SF Gate has been doing some interesting pieces on early 1920’s Sunset architect Oliver Rousseau. I was stoked to realize that several of these homes were in one of my first posts. I’m familiar with this guys work, or at least familiar with his work from the outside. I’ve just never been able to put a name to it till now. Dave Weinstein of The Chronicle described the Rousseaus as “wonderfully quirky Hansel-and-Gretel homes.” I would agree. It adds another surreal layer to The Outer Sunset. From the outside it almost looks like being on the set of a movie filled with silly Euro-Disney impersonations of real houses, but then you have to remember that these homes have been standing for some 90 years now. There are high winds, Ocean Beach fog that eats metal alive, and tropical rain forest levels of humidity and mold in the air. Yet almost a century later these homes that were all built on sand dunes are still standing and going for over a million dollars and change.
I make no claims that any of these homes were actually designed by Oliver Rousseau.
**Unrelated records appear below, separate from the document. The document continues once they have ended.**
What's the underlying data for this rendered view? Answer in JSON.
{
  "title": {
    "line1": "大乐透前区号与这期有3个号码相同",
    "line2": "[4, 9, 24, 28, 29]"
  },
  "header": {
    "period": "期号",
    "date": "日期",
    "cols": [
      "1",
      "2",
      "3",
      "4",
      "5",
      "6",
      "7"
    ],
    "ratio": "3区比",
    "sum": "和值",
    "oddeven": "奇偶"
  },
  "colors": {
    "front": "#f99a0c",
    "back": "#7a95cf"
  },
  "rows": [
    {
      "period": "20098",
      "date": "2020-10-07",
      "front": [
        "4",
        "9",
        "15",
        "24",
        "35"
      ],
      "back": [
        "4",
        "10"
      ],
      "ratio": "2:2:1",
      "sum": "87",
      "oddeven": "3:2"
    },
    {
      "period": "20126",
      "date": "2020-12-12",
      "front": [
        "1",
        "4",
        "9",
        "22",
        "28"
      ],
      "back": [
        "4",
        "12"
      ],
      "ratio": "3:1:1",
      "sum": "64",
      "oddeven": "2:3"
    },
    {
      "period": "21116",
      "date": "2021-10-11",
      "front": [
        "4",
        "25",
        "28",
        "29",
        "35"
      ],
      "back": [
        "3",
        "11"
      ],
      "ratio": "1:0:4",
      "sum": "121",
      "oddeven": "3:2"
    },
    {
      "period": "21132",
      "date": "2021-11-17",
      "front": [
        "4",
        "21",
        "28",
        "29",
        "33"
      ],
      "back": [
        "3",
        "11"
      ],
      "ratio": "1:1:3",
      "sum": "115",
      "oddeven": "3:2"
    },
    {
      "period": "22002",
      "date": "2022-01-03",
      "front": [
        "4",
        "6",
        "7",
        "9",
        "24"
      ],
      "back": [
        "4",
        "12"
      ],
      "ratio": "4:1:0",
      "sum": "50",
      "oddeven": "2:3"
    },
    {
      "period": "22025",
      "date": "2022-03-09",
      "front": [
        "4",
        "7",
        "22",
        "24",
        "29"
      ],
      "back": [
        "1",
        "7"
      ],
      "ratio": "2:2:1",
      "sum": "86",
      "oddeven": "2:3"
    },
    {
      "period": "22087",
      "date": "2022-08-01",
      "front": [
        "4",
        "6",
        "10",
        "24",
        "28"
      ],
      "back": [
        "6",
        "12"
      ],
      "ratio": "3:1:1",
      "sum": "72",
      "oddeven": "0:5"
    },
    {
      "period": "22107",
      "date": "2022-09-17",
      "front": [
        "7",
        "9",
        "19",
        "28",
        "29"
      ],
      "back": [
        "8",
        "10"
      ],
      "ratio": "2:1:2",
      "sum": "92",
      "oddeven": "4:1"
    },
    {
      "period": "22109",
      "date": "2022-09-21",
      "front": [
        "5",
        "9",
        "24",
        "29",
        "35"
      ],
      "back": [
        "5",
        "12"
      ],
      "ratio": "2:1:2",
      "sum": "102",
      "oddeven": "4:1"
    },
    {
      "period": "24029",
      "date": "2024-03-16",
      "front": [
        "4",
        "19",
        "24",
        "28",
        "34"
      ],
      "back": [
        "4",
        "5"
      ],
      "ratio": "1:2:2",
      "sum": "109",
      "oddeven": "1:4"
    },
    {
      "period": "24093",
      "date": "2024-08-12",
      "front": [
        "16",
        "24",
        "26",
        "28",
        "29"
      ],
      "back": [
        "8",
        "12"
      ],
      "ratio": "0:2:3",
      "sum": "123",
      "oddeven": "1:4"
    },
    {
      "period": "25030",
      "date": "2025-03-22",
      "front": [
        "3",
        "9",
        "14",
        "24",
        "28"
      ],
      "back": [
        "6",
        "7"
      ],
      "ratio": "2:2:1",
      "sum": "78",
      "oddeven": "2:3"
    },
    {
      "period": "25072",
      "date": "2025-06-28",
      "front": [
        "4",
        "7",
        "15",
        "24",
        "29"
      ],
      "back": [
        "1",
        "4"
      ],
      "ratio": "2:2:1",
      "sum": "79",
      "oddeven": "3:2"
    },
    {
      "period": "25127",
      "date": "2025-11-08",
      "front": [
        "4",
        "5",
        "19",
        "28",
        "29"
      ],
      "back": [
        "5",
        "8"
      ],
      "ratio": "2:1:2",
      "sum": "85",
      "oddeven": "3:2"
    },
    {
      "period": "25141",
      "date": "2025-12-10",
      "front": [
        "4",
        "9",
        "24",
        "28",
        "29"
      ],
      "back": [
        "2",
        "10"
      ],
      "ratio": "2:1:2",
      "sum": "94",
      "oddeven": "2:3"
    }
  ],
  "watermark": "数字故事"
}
These were just some of the more interesting sights that have caught my eye over the years in what is generally accepted as being Oliver Rousseau’s architectural turf: 33rd Ave to 36th Ave between Kirkham and Lawton.
Oliver Rousseau was partial to towers and these neat little single person balconies.
The guy was making Super Mario levels decades before Nintendo was invented.
Little know factoid – it’s a severe zoning violation if you don’t have at least one house per block in The Outer Sunset that is not painted in some form of a loud, tacky, color.